1952-Act No 67, Natives (Abolition of Passes and Co-ordination of Documents) Act:
Forced black people to carry identification (which included a photograph, place of origin, employment record, tax payments, and encounters with the police) at all times.

1953-Native Labour (Settlement of Disputes) Act:
Prohibited black people to go on strike.

1953-Act No 47, Bantu Education Act:
Established a Black Education Department compiled a curriculum suited to the "nature and requirements of the black people". The aim of this law was to prevent black Africans from receiving an education that would allow them to work in positions that they were not allowed to hold under the previous Apartheid laws.
1953-Act No 49, Reservation of Separate Amenities Act:
Enacted segregation in all public areas including buildings and public transport. 1956-Act



No 64, Natives (Prohibition of Interdicts) Act:
Denied black people the ability to appeal to the courts if they were forcefully removed.

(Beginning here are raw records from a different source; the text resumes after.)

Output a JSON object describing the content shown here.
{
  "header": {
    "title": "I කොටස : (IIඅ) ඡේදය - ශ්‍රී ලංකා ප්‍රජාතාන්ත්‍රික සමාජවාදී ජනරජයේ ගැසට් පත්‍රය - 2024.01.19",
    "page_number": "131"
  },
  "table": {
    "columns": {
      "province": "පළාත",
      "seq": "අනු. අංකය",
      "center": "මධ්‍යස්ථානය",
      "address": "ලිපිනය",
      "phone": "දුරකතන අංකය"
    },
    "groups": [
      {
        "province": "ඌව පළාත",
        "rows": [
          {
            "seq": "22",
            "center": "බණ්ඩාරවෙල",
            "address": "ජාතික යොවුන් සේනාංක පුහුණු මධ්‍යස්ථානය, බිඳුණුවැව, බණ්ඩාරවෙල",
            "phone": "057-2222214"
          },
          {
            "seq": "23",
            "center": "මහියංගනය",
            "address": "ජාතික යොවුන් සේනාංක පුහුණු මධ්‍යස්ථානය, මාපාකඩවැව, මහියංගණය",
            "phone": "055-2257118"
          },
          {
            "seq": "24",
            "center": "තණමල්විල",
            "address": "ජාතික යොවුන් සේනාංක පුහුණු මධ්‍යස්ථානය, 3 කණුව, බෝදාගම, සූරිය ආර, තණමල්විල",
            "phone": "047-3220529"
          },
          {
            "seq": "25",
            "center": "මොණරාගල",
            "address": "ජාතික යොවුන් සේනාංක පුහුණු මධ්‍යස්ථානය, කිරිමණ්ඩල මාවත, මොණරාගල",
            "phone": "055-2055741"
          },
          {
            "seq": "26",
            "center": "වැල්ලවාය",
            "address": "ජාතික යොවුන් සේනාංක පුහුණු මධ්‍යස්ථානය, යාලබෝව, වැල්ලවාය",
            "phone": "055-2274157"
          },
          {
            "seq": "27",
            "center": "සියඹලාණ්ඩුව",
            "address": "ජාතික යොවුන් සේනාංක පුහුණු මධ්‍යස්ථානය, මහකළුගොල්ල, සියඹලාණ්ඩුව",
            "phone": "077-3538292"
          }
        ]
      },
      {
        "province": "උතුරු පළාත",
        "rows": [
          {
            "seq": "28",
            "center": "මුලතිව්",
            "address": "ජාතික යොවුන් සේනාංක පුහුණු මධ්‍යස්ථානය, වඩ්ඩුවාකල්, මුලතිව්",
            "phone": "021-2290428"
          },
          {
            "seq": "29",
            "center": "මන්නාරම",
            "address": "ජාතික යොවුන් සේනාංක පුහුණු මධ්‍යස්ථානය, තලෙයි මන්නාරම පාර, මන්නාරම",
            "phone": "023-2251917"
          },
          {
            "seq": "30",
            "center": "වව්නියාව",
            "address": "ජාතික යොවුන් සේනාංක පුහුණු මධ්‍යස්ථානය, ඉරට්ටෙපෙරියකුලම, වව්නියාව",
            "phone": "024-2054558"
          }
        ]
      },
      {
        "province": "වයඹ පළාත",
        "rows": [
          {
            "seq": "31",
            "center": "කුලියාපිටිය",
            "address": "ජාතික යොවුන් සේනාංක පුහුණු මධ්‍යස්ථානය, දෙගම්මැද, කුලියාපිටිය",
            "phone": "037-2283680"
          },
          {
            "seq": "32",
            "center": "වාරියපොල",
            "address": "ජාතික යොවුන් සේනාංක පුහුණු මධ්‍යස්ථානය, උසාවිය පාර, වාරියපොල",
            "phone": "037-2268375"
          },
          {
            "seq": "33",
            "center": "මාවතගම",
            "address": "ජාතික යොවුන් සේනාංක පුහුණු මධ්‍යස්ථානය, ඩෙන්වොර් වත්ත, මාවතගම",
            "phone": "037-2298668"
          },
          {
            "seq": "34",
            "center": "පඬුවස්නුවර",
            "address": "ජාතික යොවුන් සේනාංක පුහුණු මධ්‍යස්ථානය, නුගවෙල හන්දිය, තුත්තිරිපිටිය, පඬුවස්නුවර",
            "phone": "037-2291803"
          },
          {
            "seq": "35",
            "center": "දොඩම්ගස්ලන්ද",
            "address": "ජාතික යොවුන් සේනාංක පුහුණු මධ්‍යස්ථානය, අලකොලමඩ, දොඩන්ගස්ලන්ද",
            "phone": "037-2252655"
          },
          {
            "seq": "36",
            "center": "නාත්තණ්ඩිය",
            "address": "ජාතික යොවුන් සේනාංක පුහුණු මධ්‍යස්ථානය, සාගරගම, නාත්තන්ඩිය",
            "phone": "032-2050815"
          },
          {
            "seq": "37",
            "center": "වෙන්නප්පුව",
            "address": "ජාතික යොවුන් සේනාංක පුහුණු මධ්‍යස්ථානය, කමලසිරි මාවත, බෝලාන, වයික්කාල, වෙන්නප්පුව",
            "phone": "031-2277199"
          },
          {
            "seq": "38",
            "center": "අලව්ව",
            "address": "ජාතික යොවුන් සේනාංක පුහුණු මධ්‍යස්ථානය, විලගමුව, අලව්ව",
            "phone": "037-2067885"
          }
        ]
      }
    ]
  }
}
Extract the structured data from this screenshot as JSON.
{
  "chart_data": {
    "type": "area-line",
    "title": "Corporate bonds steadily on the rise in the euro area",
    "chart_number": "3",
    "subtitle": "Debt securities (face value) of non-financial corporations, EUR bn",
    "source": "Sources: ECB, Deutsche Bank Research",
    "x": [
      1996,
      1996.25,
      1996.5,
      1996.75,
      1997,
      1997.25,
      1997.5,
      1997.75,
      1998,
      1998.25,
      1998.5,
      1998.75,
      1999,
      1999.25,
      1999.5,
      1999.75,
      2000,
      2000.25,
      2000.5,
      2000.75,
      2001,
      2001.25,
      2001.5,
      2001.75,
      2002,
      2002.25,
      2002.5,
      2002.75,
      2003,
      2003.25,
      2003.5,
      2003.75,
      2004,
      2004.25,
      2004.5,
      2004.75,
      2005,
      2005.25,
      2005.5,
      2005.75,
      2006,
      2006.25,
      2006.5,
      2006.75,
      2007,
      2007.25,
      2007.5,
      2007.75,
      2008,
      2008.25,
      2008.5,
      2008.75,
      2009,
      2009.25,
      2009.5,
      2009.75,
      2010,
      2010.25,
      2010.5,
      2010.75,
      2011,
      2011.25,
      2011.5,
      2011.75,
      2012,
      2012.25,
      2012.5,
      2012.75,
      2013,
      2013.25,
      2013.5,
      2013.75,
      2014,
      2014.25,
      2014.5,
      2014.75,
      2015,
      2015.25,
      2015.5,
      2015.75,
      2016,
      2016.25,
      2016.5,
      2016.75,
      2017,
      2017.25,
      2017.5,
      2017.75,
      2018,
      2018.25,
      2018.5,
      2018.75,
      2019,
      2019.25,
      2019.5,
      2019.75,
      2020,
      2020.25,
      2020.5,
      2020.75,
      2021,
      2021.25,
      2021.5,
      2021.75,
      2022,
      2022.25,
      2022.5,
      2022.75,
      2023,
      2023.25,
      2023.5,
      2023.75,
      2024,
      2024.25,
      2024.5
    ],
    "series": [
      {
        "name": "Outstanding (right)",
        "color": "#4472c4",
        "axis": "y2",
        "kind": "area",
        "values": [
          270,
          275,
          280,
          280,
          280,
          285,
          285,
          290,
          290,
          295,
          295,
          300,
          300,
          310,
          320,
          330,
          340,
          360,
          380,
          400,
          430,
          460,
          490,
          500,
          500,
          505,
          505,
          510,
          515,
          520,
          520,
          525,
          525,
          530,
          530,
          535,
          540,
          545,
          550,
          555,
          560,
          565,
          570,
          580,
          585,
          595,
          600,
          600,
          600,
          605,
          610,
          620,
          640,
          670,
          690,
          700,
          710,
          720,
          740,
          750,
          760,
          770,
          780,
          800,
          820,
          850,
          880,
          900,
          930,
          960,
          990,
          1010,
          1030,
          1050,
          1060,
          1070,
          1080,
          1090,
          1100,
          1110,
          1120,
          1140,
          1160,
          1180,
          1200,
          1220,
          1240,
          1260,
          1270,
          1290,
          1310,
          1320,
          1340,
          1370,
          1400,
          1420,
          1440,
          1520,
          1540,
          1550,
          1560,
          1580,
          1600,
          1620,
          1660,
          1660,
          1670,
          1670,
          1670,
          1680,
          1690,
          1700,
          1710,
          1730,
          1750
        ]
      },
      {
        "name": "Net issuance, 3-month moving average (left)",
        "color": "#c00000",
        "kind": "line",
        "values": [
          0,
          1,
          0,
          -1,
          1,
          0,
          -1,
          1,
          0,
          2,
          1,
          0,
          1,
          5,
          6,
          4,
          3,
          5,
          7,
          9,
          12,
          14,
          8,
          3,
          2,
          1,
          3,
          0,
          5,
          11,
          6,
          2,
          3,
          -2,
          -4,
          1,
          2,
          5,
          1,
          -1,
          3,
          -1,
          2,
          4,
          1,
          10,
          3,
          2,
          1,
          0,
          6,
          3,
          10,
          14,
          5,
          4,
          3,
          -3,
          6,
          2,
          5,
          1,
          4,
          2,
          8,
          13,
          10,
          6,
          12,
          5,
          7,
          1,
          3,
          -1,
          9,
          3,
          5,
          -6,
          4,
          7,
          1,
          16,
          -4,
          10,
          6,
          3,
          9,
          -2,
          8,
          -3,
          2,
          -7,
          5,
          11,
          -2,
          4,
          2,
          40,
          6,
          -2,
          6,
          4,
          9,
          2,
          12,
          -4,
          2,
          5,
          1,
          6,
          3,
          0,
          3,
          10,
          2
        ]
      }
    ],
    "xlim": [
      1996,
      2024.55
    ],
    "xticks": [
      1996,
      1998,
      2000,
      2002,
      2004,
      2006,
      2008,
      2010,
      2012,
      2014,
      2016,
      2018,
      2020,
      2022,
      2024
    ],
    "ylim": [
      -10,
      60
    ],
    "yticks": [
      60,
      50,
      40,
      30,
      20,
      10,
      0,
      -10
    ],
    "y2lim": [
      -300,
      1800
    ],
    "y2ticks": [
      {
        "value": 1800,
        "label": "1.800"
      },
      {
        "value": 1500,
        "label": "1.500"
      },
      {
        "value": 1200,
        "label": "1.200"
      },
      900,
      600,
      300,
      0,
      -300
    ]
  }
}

1959-Act No 34, Bantu Investment Corporation Act:
Created financial, commercial, and industrial schemes in the areas designated for black people.

1959-Act 45, Extension of University Education Act:
Prevented black students from attending white Universities.

1959 -Act No 46, Promotion of Bantu Self-Government Act:
Classified black people into eight ethnic groups. Each group had a Commissioner-General who was appointed to create a homeland. In turn, each homeland would be able govern itself without white intervention.

1967-Terrorism Act:
Create BOSS, the Bureau of State Security which was responsible for the internal security of South Africa. It also allowed indefinite detention without trial.

1970-Bantu Homelands Citizens Act:
Removed black South African citizenship and required all black people to become a citizen of the homeland designated for his/her ethnic group.